I’m Natalie and my journey with artificial nutrition began way back in 2007 when, at the age of 25, tests showed I had Ulcerative Colitis (UC). I had just given birth to my second child, meaning I had two kids under the age of 2.
I assumed I would just be able to take a couple of tablets and be fine, but within 18 months my UC had got so bad I was hospitalised. Whilst in hospital my large bowel perforated and I had emergency surgery to remove it, saving my life.
I adjusted to life with a stoma, but it was hard, and I initially suffered with severe depression. My stoma used to block frequently and I needed a couple of revision surgeries, but even after those I was still having problems. I was also suffering with UC in the rectal stump and having repeated hospital admissions to try and control the flare ups. In 2012 things got so bad that my surgeon suggested I have my stoma reversed. I was referred to St Marks hospital and, in 2013, had the first operation to form a J-pouch out of my small intestine, followed by a second surgery in 2014 to take down the stoma and ‘join me back up’.
But again, things didn’t go to plan. There were complications during the first surgery and my bowel didn’t wake up properly after the second. As a result, a ten day stay in hospital turned into ten months! During this time it became clear that my bowel wasn’t working properly at all. It was no longer absorbing fluids, so I was constantly dehydrated, my electrolytes were all off kilter, I was losing weight and I was really poorly.
It was during this admission in 2014 that I had my first Hickman line and was started on TPN. Once I was stabilised and able to eat, I was moved off TPN onto IV fluids and discharged, having 2 litres of fluids a night, 7 nights a week. Sadly, as the years went on my health deteriorated further and I had to give up my job as a HR manager. We even had to move 150 miles from Hertfordshire back to Nottingham to be closer to family, as we were struggling to cope with 2 young children and the challenges my illness presented.
At the end of 2019 I started feeling really rubbish. I couldn’t eat without being in absolute agony and I was constantly tired. Some days I would sleep for 22 hours! When the world shut down with Covid in 2020 I didn’t even notice, as I was spending all day, every day in bed. I was too frightened to seek medical help as I didn’t want to be admitted to hospital during the pandemic, but I had no choice when I got an infection in my Hickman line. Over the last 8 years I’ve had multiple line infections and I’m currently on line number 15! Having sepsis is incredibly scary. Sometimes it feels like I’m living with a ticking time bomb in my chest – I can’t live without my line, but worry that one day it will end up killing me!

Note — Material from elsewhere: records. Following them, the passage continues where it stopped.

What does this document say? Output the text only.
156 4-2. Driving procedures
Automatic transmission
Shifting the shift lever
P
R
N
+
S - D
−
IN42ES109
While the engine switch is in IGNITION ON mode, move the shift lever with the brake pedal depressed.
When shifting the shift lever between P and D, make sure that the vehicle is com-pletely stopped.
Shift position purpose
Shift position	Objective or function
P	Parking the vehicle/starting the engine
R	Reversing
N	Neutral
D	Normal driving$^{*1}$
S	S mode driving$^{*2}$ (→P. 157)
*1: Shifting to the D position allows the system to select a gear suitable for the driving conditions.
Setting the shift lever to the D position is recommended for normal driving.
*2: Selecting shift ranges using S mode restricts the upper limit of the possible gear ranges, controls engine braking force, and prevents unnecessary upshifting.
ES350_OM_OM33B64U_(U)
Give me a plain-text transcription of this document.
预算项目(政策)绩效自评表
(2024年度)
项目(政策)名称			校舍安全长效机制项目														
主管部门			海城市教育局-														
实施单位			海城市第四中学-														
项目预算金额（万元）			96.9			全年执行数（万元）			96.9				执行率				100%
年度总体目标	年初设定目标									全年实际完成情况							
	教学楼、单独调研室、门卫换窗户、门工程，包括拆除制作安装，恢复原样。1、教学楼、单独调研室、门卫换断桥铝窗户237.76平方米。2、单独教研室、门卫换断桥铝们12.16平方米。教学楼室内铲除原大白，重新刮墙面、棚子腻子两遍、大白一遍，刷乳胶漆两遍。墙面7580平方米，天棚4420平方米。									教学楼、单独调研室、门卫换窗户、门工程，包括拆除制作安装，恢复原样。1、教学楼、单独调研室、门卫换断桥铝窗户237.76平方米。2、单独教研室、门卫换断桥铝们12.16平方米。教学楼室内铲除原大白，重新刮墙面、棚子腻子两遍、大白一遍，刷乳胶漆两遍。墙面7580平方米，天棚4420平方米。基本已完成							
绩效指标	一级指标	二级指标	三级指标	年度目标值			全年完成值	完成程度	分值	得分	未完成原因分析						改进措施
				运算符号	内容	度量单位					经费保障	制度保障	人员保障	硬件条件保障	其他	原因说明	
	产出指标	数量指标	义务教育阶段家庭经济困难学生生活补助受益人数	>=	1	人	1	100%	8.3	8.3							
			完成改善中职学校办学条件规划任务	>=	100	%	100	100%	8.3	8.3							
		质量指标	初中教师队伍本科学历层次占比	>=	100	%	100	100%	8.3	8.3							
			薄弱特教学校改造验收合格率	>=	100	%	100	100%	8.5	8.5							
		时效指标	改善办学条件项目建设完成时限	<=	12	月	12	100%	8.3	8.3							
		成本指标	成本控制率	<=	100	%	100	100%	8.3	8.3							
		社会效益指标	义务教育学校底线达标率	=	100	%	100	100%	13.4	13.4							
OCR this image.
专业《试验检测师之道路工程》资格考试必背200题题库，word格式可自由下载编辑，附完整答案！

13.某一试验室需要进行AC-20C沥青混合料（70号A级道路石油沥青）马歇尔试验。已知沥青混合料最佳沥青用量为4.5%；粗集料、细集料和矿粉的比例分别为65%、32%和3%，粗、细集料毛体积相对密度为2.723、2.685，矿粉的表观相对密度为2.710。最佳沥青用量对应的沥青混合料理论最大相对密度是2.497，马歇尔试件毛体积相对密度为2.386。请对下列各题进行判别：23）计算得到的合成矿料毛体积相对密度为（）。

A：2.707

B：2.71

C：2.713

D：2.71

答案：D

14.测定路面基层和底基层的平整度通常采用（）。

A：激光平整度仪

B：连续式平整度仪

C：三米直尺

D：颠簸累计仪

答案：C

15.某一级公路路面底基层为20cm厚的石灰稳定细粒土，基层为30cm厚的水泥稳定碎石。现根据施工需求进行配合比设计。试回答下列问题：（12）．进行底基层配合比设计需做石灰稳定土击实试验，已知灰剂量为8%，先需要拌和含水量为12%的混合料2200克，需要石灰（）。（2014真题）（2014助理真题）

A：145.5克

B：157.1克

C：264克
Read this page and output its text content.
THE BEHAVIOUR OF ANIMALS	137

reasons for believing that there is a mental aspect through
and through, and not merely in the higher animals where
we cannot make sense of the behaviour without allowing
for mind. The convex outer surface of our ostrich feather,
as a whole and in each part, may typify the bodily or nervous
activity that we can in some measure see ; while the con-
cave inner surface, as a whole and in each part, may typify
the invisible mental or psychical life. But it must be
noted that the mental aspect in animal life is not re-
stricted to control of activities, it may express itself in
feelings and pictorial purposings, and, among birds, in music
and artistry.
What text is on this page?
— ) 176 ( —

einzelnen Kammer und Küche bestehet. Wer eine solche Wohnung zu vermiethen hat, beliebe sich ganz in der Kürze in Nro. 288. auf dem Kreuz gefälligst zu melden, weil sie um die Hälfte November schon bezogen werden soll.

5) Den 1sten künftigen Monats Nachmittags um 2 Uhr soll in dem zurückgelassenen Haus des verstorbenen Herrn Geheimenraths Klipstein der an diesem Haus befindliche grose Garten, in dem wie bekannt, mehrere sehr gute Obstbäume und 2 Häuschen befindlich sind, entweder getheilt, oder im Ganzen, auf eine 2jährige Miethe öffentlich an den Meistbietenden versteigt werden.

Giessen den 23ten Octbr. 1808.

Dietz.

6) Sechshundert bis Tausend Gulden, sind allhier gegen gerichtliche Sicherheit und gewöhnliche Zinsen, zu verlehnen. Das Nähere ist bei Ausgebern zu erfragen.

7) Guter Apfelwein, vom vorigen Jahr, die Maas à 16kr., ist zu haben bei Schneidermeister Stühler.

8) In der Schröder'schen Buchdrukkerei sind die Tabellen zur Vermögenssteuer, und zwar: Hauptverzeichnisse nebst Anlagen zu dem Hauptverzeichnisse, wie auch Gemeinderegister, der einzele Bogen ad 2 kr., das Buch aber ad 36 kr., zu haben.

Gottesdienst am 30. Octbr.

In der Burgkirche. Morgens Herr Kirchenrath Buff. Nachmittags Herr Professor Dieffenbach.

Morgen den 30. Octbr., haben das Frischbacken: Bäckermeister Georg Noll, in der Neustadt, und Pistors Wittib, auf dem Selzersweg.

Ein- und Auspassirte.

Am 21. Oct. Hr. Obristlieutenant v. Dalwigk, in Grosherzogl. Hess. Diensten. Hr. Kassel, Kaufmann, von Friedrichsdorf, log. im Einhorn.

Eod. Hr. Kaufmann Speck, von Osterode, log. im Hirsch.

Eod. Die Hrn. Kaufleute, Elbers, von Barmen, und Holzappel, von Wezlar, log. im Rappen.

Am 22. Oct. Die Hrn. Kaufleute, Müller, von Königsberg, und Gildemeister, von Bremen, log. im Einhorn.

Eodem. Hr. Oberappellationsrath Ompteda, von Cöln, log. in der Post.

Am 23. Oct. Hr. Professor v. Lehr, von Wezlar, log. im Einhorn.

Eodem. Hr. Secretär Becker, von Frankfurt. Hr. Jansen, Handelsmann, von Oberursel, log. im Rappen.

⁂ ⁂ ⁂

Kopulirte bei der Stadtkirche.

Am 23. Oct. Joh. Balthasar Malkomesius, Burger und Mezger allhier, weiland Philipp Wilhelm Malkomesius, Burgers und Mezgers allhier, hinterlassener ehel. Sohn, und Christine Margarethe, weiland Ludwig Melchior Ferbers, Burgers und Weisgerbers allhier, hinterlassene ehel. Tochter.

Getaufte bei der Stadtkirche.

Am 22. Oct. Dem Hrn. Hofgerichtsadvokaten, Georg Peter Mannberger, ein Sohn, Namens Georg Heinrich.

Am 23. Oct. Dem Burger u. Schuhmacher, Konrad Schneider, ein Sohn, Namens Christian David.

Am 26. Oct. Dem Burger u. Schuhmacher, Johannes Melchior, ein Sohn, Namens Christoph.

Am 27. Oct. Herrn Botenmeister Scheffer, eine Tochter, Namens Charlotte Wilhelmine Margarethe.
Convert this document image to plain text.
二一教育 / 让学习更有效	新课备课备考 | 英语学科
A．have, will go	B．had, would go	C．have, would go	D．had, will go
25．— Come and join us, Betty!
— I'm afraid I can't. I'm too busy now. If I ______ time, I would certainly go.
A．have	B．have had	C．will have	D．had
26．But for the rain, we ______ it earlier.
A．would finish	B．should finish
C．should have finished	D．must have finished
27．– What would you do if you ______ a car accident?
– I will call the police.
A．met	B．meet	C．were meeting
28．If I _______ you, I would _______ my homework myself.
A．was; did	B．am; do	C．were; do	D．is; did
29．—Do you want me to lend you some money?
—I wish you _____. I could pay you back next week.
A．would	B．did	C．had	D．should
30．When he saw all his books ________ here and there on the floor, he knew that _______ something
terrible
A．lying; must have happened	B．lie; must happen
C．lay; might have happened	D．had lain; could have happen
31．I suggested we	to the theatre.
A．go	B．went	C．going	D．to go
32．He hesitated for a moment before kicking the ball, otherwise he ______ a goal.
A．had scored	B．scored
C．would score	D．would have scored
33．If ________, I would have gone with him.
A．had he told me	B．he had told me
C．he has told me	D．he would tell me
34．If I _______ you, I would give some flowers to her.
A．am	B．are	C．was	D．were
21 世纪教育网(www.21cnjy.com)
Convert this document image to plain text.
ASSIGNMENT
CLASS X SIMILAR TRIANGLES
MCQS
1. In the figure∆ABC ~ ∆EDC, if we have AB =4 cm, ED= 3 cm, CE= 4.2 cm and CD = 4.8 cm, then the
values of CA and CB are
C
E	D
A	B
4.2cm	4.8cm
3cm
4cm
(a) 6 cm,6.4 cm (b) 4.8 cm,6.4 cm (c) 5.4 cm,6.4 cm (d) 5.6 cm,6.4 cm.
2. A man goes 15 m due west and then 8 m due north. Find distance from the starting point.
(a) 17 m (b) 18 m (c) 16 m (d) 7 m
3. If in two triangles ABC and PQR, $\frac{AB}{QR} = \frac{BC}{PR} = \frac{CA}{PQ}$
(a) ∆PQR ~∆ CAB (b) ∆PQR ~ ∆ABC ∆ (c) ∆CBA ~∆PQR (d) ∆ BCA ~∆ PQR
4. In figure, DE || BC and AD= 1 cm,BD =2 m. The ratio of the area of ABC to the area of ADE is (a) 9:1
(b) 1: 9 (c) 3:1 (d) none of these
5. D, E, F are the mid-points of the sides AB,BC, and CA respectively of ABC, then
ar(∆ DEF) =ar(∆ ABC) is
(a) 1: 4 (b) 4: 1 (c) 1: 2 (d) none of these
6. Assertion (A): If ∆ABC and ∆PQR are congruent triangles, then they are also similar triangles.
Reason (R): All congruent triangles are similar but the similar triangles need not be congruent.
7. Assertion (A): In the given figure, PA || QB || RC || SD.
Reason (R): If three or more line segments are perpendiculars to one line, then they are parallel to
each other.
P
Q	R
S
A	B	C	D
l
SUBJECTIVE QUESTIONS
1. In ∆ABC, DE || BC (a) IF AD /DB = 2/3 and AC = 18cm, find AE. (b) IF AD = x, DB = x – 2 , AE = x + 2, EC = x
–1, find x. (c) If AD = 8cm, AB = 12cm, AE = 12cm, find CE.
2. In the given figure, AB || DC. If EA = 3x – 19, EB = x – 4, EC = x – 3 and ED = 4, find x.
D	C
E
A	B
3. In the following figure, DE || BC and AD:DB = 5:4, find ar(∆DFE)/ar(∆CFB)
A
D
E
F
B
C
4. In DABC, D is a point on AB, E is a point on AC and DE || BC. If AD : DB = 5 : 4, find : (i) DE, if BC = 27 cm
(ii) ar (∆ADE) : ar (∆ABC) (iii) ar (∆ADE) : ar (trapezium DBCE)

In 2020 I also suffered my first bowel obstruction and narrowly avoided surgery. While I was in hospital I needed to have a blood transfusion, as I had become very anaemic. They started me on TPN again, having become extremely malnourished from living on little more than a packet of Quavers a day for months on end. In the last 2 years I’ve had multiple bowel obstructions and been diagnosed with Crohn’s disease. Last year, my consultant advised me to stop eating as it was causing me so much pain and making the obstructions worse, so TPN has now become a permanent fixture in my life. I know some people are reluctant to go onto TPN, but for me it’s been a relief to finally get proper nutrition into my body, which in turn has made me healthier and stronger.
But nobody prepares you for the emotional side effects of TPN and not eating. I soon realised that almost every social event involves food and drink: parties, BBQs, birthdays, Christmas, mums’ nights out, picnics… the list is endless. I know that some people avoid these situations, but that wouldn’t work for me. I’ve spent so much time in hospital feeling isolated from everyone that when I’m home I want to join in with everything. As a result I’ve found that I do a lot of the cooking at home as it gives me a way to experience food without eating it. I still sit down at the table at dinner time as it’s one of the rare times we are all together as a family and it’s an opportunity for me to talk with my now teenage children.
One thing I really missed doing as a result of having a Hickman line was swimming. But I’ve recently discovered Cath-dry line dressings, specially designed for Hickman lines. When I go on holiday to Cornwall later this month I will be able to go swimming with my kids for the first time in 8 years.
This journey has been tough and it’s far from over. I’ve recently started on Adalimumab (Humira) to try and control my Crohn’s disease and I’m on the waiting list for further surgery. I’ve found writing about my experiences in my blog, More Than Just a Bag Lady
, to be helpful. It helps me process what I’m experiencing and allows friends and family to keep up to date with what’s happening without me having to go over it with each of them. This in turn has helped to protect my mental health, which has been as up and down as my physical health.
Living with inflammatory bowel disease and being on TPN 7 nights a week has certainly presented some challenges, and I have spent a lot of time being angry at how my life turned out. It wasn’t meant to be like this, and I often used to wonder ‘why me?’ Now, though, I realise that everyone has challenges to deal with, and instead I try to think ‘why not me?’ Changing the way I think about things has really helped me to accept my illness. I still have days where I’m so poorly I can’t get out of bed, but on my good days I’m determined to live life to the full and say yes to any opportunities that come my way!